Given this text (example from nginx logs)
646#646: *226999 SSL_do_handshake() failed (SSL: error:1417D18C:SSL routines:tls_process_client_hello:version too low) while SSL handshaking, client: 192.0.2.0, server: 0.0.0.0:443
the standard
tokenizer produces
646
646
226999
ssl_do_handshake
failed
ssl
error
1417d18c:ssl
routines:tls_process_client_hello:version
too
low
while
ssl
handshaking
client
192.0.2.0
server
0.0.0.0
443
I would like the tokens 1417d18c:ssl
and routines:tls_process_client_hello:version
to be additional split on the :
. However, I do not want the ssl_do_handshake
or 192.0.2.0
to be split any further nor should e.g. can't
be tokenised to can
, t
.
Is there a way to apply additional splitting after a built-in tokenizer?

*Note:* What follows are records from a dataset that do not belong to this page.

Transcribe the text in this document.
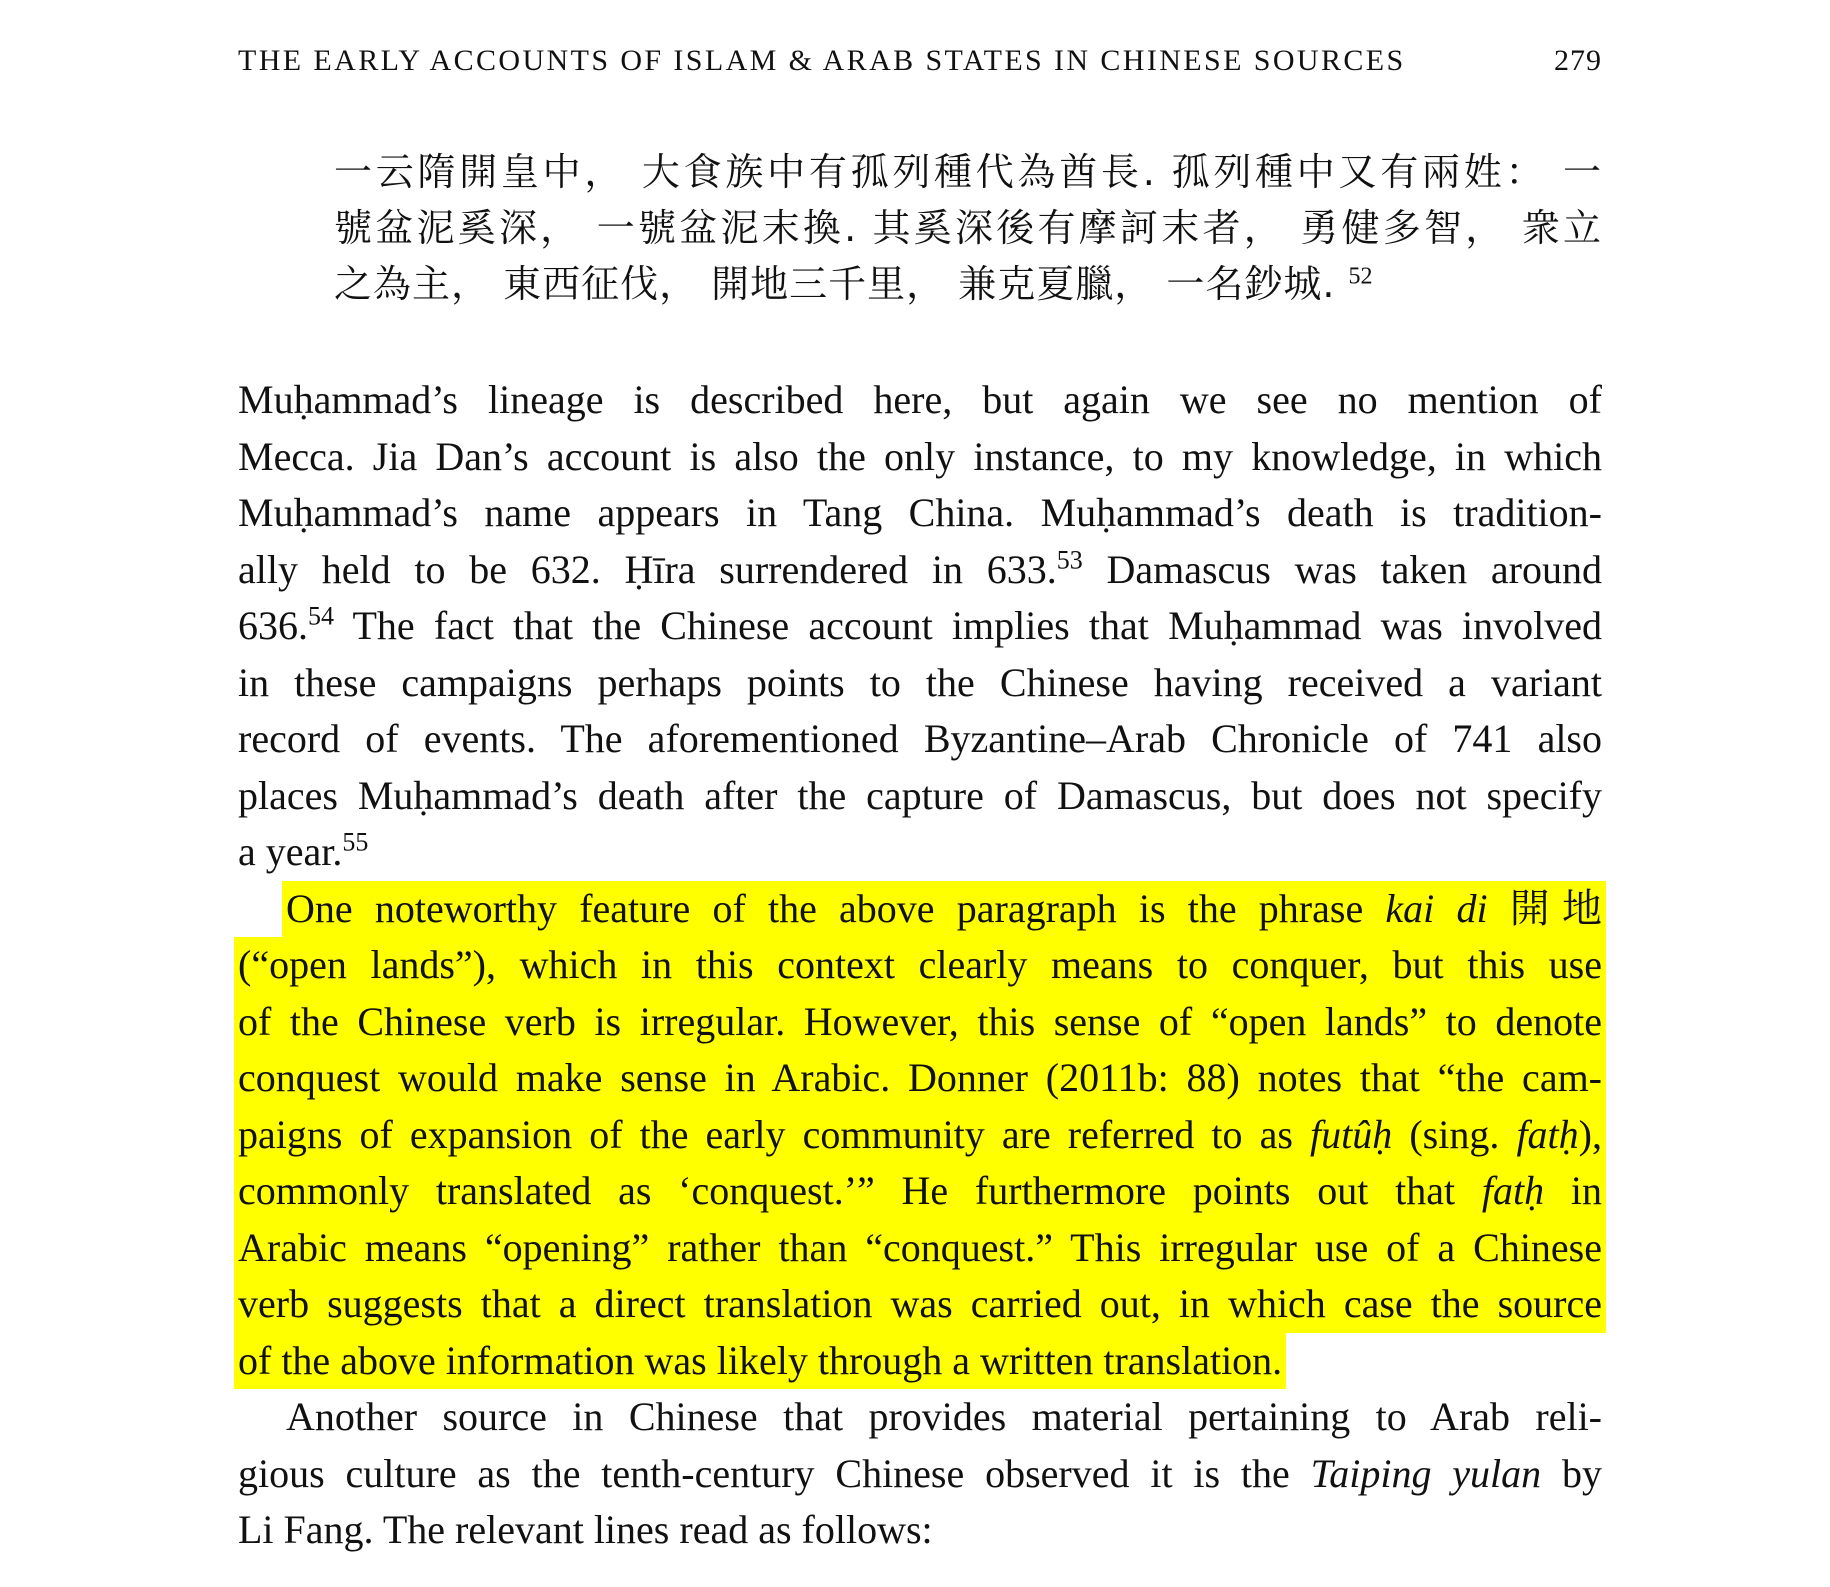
THE EARLY ACCOUNTS OF ISLAM & ARAB STATES IN CHINESE SOURCES	279
一云隋開皇中， 大食族中有孤列種代為酋長. 孤列種中又有兩姓： 一
號盆泥奚深， 一號盆泥末換. 其奚深後有摩訶末者， 勇健多智， 衆立
之為主， 東西征伐， 開地三千里， 兼克夏臘， 一名鈔城. $^{52}$
Muḥammad’s lineage is described here, but again we see no mention of
Mecca. Jia Dan’s account is also the only instance, to my knowledge, in which
Muḥammad’s name appears in Tang China. Muḥammad’s death is tradition-
ally held to be 632. Ḥīra surrendered in 633.53 Damascus was taken around
636.54 The fact that the Chinese account implies that Muḥammad was involved
in these campaigns perhaps points to the Chinese having received a variant
record of events. The aforementioned Byzantine–Arab Chronicle of 741 also
places Muḥammad’s death after the capture of Damascus, but does not specify
a year.$^{55}$
One noteworthy feature of the above paragraph is the phrase kai di 開地
(“open lands”), which in this context clearly means to conquer, but this use
of the Chinese verb is irregular. However, this sense of “open lands” to denote
conquest would make sense in Arabic. Donner (2011b: 88) notes that “the cam-
paigns of expansion of the early community are referred to as futûḥ (sing. fatḥ),
commonly translated as ‘conquest.’” He furthermore points out that fatḥ in
Arabic means “opening” rather than “conquest.” This irregular use of a Chinese
verb suggests that a direct translation was carried out, in which case the source
of the above information was likely through a written translation.
Another source in Chinese that provides material pertaining to Arab reli-
gious culture as the tenth-century Chinese observed it is the Taiping yulan by
Li Fang. The relevant lines read as follows:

Am I stuck with using pattern
? In which case what regular expression duplicates the behaviour of standard
?
You seem to add on to the standard analyzers. If you are ok with what standard analyzer does and just additionally want the produced tokens to further get tokenised by :
then you can define standard analyzer as your custom analyzer as give here and add a pattern capture token filter to further tokenize the tokens produced by the standard tokenizer.
So define the analyzer and token filter as below:
{
"settings": {
"analysis": {
"analyzer": {
"logs": {
"tokenizer": "standard",
"filter": [
"lowercase",
"log"
]
}
},
"filter": {
"log": {
"type": "pattern_capture",
"patterns": [
"([^:]+)"
],
"preserve_original" : false
}
}
}
}
}